Conditioned pain modulation tests showed that participants with painful diabetic neuropathy had more efficient pain inhibition mechanisms following a painful stimulus than the painless diabetic neuropathy group. EEG showed different connectivity patterns in the brain between the painful and painless groups.
4. Risk algorithms
Based on the psychological data collected in the common protocol, we built a risk algorithm for the development, maintenance and worsening of NP. The best fitting model is that designed for predicting the development of NP after 18 months, using quality of life, sleep disturbance, openness to new experiences, adverse childhood experiences and smoking as predictors. The main genetic component discovered in the population cohorts did not significantly improve the models’ predictive ability.
5. Dissemination
All DOLORisk peer-reviewed publications are available in open access. We shared our progress at national and international conferences, uploaded our results to public databases, and established links with many projects across Europe. Our experience in data harmonisation has been a useful lesson for other projects as well as grant providers, and DOLORisk has been cited many times as an example of how large international collaborations can advance research in their fields.

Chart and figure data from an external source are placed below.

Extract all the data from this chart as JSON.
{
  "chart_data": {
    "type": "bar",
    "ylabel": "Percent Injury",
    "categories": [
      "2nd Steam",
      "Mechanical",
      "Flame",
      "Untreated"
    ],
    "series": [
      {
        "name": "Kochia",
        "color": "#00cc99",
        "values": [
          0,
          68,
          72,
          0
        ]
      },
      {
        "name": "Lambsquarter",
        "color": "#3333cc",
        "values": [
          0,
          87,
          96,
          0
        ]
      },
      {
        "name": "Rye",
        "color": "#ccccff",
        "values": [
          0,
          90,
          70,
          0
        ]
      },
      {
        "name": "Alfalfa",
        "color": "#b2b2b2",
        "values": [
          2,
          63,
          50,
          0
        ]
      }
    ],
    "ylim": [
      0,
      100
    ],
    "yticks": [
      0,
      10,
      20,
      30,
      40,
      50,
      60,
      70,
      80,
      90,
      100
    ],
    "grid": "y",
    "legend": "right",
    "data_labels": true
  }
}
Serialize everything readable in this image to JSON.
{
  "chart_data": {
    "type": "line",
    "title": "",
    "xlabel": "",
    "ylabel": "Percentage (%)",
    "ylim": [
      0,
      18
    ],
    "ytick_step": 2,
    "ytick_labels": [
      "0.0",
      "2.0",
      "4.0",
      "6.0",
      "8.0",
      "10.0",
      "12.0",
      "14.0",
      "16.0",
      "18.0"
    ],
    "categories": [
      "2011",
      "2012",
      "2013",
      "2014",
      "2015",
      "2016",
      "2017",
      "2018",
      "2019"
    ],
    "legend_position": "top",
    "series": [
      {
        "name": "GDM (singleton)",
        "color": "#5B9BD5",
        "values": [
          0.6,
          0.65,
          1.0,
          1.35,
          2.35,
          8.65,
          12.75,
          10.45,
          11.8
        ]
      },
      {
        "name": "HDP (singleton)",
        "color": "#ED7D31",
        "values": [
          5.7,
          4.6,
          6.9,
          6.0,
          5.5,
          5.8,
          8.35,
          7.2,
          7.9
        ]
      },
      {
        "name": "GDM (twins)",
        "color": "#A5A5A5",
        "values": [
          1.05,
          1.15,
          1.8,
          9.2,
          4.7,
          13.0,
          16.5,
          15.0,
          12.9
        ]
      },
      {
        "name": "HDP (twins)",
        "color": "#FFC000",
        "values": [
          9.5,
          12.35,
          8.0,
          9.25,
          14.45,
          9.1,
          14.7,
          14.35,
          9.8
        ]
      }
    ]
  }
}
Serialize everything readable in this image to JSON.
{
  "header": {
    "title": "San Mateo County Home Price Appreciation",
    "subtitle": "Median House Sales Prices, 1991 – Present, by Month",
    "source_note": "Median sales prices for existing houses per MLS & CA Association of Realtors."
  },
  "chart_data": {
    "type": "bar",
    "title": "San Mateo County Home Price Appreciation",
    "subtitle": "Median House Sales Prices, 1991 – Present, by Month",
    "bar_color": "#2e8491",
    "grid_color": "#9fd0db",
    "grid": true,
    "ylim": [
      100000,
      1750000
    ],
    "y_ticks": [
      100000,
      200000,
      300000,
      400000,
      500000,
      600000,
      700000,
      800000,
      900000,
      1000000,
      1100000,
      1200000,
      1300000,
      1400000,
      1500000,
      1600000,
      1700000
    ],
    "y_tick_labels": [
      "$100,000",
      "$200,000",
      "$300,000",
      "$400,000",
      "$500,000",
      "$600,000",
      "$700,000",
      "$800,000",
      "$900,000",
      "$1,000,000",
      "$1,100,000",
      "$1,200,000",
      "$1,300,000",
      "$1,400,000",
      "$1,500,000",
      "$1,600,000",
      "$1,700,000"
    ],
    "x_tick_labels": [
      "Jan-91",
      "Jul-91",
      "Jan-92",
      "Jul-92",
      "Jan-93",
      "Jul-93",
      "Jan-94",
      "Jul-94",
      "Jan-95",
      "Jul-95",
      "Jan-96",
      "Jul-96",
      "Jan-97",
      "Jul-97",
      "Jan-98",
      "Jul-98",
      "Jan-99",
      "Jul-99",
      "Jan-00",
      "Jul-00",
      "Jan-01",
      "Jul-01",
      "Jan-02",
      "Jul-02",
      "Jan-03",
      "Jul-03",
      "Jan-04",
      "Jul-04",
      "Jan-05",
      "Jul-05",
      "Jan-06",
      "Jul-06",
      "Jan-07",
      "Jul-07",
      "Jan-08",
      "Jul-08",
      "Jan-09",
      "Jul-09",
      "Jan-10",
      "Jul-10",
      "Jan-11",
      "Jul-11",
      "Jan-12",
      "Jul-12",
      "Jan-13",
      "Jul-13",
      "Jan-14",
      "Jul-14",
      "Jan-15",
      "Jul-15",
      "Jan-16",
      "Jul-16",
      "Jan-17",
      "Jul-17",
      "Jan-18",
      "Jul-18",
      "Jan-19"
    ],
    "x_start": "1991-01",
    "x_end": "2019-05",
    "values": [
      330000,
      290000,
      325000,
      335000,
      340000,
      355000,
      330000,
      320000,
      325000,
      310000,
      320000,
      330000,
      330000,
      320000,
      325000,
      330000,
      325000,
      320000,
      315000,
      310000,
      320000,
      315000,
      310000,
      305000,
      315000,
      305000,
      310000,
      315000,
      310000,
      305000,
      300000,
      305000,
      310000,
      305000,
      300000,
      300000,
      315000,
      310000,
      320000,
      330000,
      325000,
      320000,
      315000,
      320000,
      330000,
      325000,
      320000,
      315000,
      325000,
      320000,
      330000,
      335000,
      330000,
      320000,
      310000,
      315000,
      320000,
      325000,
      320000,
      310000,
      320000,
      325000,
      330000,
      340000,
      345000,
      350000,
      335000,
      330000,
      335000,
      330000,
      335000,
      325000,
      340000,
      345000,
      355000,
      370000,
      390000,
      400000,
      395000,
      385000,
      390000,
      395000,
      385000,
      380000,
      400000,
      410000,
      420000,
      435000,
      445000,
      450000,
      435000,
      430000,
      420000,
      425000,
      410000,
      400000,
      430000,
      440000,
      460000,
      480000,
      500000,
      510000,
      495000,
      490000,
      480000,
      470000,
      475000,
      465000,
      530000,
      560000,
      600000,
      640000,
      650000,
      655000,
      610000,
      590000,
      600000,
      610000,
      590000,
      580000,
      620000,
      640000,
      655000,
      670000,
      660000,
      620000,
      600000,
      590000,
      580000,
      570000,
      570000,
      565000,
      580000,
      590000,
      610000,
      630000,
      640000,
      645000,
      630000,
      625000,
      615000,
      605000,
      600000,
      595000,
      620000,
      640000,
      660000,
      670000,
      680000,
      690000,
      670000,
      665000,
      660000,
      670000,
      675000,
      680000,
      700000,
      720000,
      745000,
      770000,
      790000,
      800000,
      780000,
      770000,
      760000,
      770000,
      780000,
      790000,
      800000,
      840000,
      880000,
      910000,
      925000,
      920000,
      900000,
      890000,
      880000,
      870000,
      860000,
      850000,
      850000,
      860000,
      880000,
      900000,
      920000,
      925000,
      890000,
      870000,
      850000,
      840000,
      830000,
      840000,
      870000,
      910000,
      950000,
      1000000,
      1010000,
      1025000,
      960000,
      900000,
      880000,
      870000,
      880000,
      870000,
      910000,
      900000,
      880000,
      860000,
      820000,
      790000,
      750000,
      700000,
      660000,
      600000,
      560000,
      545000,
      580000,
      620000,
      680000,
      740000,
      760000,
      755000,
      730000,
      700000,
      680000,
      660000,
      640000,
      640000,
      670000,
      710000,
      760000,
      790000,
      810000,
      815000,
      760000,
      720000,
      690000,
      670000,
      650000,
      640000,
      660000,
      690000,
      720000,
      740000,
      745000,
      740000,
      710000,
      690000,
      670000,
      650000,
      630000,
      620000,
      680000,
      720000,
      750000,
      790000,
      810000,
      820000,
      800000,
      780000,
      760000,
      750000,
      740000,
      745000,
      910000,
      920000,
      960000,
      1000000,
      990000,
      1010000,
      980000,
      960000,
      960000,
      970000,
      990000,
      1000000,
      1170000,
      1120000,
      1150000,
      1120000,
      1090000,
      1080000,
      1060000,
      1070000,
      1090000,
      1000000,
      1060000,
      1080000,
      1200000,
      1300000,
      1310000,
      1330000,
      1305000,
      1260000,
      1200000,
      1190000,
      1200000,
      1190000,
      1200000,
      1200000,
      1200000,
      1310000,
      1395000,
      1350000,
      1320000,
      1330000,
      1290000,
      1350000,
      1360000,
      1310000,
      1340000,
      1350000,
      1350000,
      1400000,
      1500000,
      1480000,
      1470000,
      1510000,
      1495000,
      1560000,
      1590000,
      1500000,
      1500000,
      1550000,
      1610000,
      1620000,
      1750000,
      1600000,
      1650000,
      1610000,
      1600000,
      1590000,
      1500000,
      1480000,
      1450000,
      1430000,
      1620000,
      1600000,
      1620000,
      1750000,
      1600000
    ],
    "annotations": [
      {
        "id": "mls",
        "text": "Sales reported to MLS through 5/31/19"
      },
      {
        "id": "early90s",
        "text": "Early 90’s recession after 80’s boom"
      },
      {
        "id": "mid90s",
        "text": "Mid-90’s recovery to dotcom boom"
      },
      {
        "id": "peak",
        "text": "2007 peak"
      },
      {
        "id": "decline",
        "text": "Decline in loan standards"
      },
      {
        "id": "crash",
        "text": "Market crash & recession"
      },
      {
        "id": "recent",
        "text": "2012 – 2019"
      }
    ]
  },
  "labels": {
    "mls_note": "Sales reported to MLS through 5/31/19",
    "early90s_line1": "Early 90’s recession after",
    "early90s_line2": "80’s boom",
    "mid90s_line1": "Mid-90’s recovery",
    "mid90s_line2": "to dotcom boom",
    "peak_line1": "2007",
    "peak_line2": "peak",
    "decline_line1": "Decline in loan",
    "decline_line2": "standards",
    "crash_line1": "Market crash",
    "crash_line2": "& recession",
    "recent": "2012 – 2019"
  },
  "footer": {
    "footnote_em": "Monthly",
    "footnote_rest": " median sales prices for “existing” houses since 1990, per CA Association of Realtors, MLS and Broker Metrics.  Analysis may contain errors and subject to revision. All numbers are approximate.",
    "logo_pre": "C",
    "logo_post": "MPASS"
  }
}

The risk and impact of NP represents a complex interplay of environmental and genetic factors which impinge on individual factors such as the emotional and cognitive state. The DOLORisk common protocol was defined to unpick these factors contributing to inter-individual variation. The size of the cohorts and the breadth and depth of our multidisciplinary approach ranging from molecular mechanisms to psychosocial factors have never been realised in the field of NP. With this approach we identified new mutations in sodium channels involved in painful diabetic neuropathy (Blesneac 2018) as well as other NP conditions such as non-freezing cold injury and rare conditions like congenital insensitivity to pain (McDermott 2019). These findings are already having impact as they have been integrated in clinical genetic testing algorithms. The human cellular models which we have validated are now being taken up by the pharmaceutical industry to facilitate analgesic drug development. Our GWAS studies have revealed new associations of NP with SCN25A, KCNT2 and LHX8 genes and these can now be investigated by academics and industry in relation to drug discovery programmes.
In WP6 we probed the content of existing tools to predict chronic pain. In particular we suggest that the construct of pain catastrophizing is not appropriate to understand the impact of pain on people living with chronic conditions. Instead, we found that pain catastrophizing overlaps largely the construct of pain-related worrying, which is a more neutral description of this psychological dimension of pain. This will aid assessment of the psychological correlates of chronic pain for research and clinical practice.
We have developed a risk algorithm using the risk factors which we identified and tested this at a population level. This algorithm could have an important impact on prevention through identifying those at highest risk. A better understanding of the underlying NP pathophysiological mechanisms and furthermore patient stratification (according to genetic findings and sensory profile) will help improve clinical trial design and help predict which patients will respond to a given treatment. This will lead to more efficient pain management, personalised treatment, and a reduction in the social and economic consequences of living with chronic pain.